Bringing Ross on stage at the Country Music Awards involved an elaborate set-up between the evening’s emcees.
“Tell me what your favorite country music song is,” country music star Luke Bryan posed to Manning.
A former Tennessee football star, Manning answered like any loyal Vols fan would.
“Well, I’m glad you asked that, because my favorite country music song is also a dance craze that’s currently sweeping the nation,” Manning said. “Hey, guys in the truck — hit it.”
Rocky Top began playing, and Ross slid onto the stage between the two stars. His moment in the spotlight lasted about 30 seconds, before Bryan — a Georgia fan — took issue with Manning’s nod to UT.
“Stop, stop, stop,” Bryan called, waving his arms and covering his ears.
Ross’ meteoric rise to fame — one that catapulted him onto the stage of the Country Music Awards in a matter of months — was all happenstance.

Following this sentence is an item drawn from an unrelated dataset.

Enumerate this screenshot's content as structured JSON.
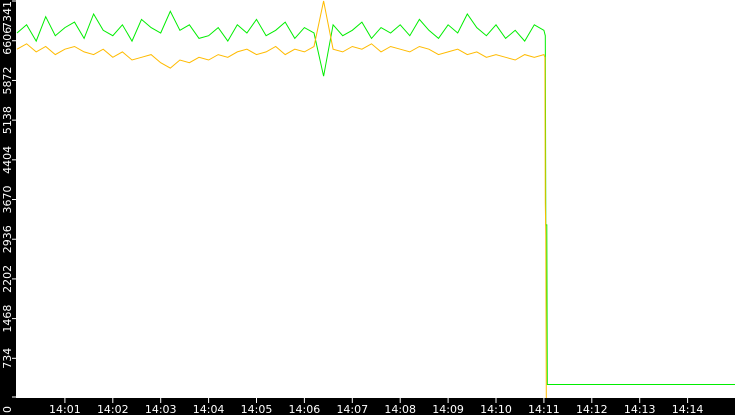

Back in the spring, a video of him clogging at a festival in Bryson City was posted to TikTok, and soon took on a life of its own and users began making their own renditions and mash-ups.
“When the original viral video came out, it had banjo and fiddle music,” Ross said. “Then they started putting it to hip-hop, rock n’ roll, the Nutcracker. It was interesting because even though these are different genres, the dance style goes well with the songs they’ve been choosing.”

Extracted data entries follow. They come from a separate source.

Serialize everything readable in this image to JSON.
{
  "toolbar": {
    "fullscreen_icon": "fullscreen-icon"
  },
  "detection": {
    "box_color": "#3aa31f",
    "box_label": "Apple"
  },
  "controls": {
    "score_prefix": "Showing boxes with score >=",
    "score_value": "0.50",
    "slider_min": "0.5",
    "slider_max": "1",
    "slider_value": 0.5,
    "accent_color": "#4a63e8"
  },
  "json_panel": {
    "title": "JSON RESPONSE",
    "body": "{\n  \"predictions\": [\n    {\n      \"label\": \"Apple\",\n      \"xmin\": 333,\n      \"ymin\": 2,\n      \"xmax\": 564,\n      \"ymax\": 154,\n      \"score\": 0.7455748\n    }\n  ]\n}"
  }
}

One of the most popular? Ross jigging to The Trick Daddy rap ‘I’m a Thug.’
Zeb’s mom, Kim Ross, founded the J Creek Cloggers 13 years ago as a way to preserve and share Appalachian culture. Zeb, by default, was along for the ride since the beginning.
He ultimately has taken clogging to heights his mom could have never imagined, however.
Kim called her son’s style “a little bit of jitterbug, Charleston, hip-hop and hillbilly crip dancing.” That, along with his infectious smile, is what she thinks has led to the group’s newfound fame.